In seinem heutigen Bericht zeigt der Rechnungshof die enorme Lebensmittelverschwendung in Österreich auf, demnach fallen jährlich 790.790 Tonnen an vermeidbaren Lebensmittelabfällen an. Von jenen 790.790 Tonnen an vermeidbaren Lebensmittelabfällen entfällt der größte Teil mit 206.990 Tonnen auf private Haushalte. 175.000 Tonnen trägt die Außer-Haus-Verpflegung und 120.000 Tonnen der Handel bei.

„Diese Zahlen sind erschreckend und zeigen leider klar auf, dass viele Menschen keinen Bezug mehr zu den Lebensmitteln, der Herstellung und Produktion haben. Die Wertschätzung gegenüber Lebensmitteln ist verloren gegangen und das Wegwerfen von genusstauglichen Lebensmitteln ist eine unnötige Verschwendung von wertvollen Ressourcen und eine Geringschätzung gegenüber der Arbeit der heimischen Bäuerinnen und Bauern“, kommentiert der ÖVP-Rechnungshofsprecher und Bauernbund-Abgeordneter Hermann Gahr den neuesten Rechnungshofbericht.

Bereits im Regierungsprogramm hat sich die Türkis-Grüne Bundesregierung auf einen Aktionsplan gegen Lebensmittelverschwendung geeinigt. Im Dezember 2020 wurde dazu im Parlament ein Entschließungsantrag der Regierungsparteien beschlossen.

Derzeit arbeitet die Regierung, wie im Aktionsplan und im Entschließungsantrag vorgesehen, gemeinsam mit Handelsunternehmen, Produzenten und karitativen Organisationen an einem konkreten Konzept. Künftig soll die Entsorgung von genusstauglichen Lebensmitteln im Einzelhandel verboten werden. Eine nationale Koordinierungsstelle soll bestehende Gesetze evaluieren und eine bessere Datenbasis bieten. Zudem wird eine Kampagne zur Bewusstseinsbildung für Konsumenten gefordert, um die Verschwendung in den Haushalten zu verringern.
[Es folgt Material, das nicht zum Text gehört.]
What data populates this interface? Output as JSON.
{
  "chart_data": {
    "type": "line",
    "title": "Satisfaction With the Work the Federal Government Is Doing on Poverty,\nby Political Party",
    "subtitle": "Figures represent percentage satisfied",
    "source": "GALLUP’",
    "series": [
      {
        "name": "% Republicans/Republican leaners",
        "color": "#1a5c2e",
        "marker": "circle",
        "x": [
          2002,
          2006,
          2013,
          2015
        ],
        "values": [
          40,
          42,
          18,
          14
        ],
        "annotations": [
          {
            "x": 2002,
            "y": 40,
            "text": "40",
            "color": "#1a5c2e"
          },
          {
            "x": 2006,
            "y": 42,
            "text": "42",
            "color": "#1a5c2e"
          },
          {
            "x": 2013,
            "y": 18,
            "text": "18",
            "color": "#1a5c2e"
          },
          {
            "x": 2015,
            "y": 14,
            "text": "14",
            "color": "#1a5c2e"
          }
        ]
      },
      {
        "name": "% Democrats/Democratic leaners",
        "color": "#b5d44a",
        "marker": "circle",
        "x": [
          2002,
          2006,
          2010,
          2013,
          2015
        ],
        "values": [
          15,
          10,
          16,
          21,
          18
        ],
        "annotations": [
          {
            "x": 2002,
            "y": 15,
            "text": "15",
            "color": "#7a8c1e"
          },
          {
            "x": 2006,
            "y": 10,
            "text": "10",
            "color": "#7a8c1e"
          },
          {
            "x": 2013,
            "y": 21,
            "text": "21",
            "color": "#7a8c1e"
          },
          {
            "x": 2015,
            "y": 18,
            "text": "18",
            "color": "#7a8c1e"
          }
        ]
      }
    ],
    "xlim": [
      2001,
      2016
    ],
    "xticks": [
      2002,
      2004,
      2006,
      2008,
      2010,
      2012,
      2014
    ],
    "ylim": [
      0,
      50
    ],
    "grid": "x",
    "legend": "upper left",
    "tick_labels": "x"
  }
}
„Der Aktionsplan der Bundesregierung ist ein erster wichtiger Schritt in die richtige Richtung. Doch hier müssen wir schon früher ansetzen, denn die meisten Lebensmittel werden in privaten Haushalten weggeworfen. Die Lebensmittelverschwendung muss drastisch reduziert werden Bereits in Schulen und Kindergärten müssen Kinder lernen, wie wertvoll Lebensmittel sind und dass sie viel zu kostbar sind, um sie achtlos wegzuwerfen. Wer selbst weiß, wie viel Arbeit und Rohstoffe in einem Lebensmittel stecken, wird viel bewusster einkaufen und Produkte nicht einfach wegwerfen. Hier leisten unsere Seminarbäuerinnen bereits großartige Arbeit. Seit Jahren betreiben sie Bewusstseinsbildung in den Bildungseinrichtungen, solche Projekte müssen wir in Zukunft weiter forcieren. Jedes Kind sollte einen Bauernhof und einen Kurs bei den Seminarbäuerinnen besuchen, denn leider wissen viele Kinder besonders in der Stadt wirklich nicht mehr, wo die Milch oder das Fleisch herkommen“, sagt Gahr.
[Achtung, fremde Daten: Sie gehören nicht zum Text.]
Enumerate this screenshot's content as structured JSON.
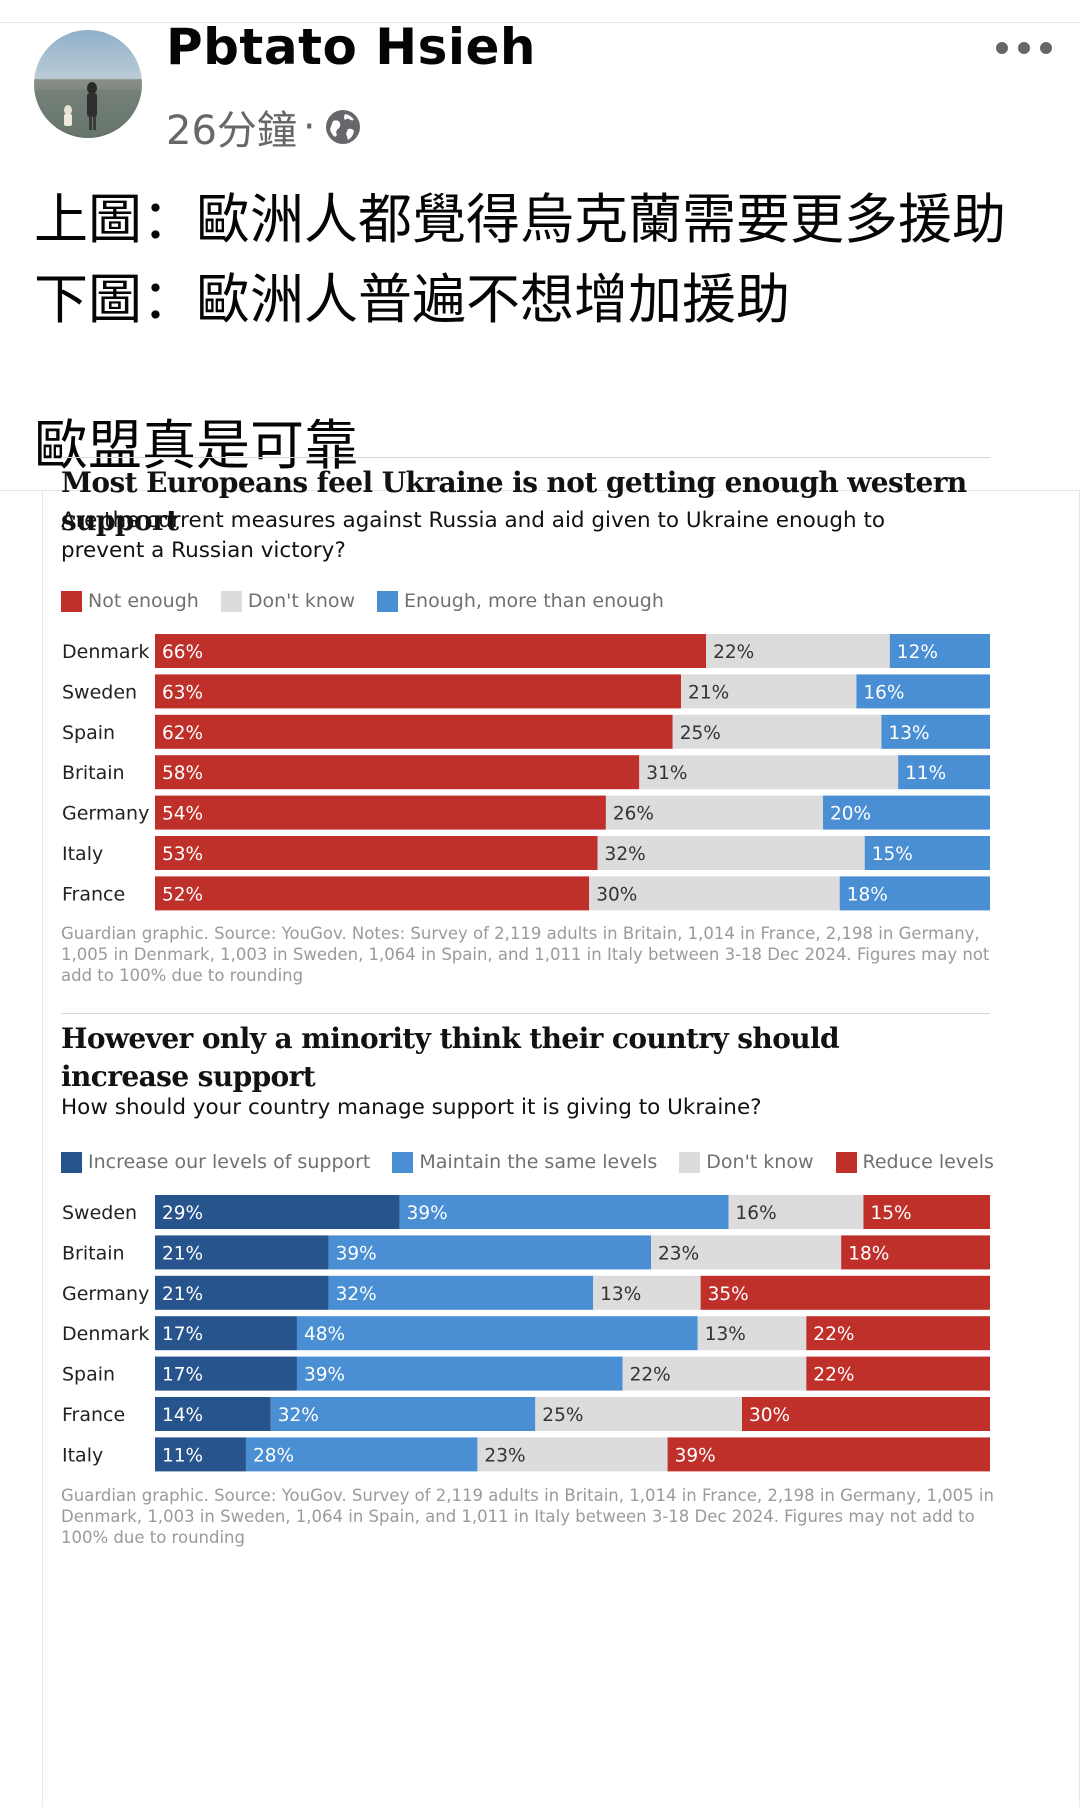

Wer genussfähige Lebensmittel wegwirft, schmeißt bares Geld in den Mistkübel. Das sind sich viele Menschen nicht bewusst. Doch schon kleine Maßnahmen im eigenen Haushalt können dafür sorgen, dass wir die Lebensmittelverschwendung drastisch reduzieren und unseren Geldbeutel entlasten. Bewusst Einkaufen mit Einkaufszettel, richtige Lagerung und der richtige Umgang mit Lebensmitteln machen schon einen großen Unterschied.

„Ich appelliere an die Konsumentinnen und Konsumenten, auf Qualität statt Quantität zu setzen. Direkt ab Hof oder bei Direktvermarktern zu kaufen, denn hier sieht man wirklich, wo das Lebensmittel herkommt, und welche harte Arbeit dahintersteckt“, so Gahr abschließend.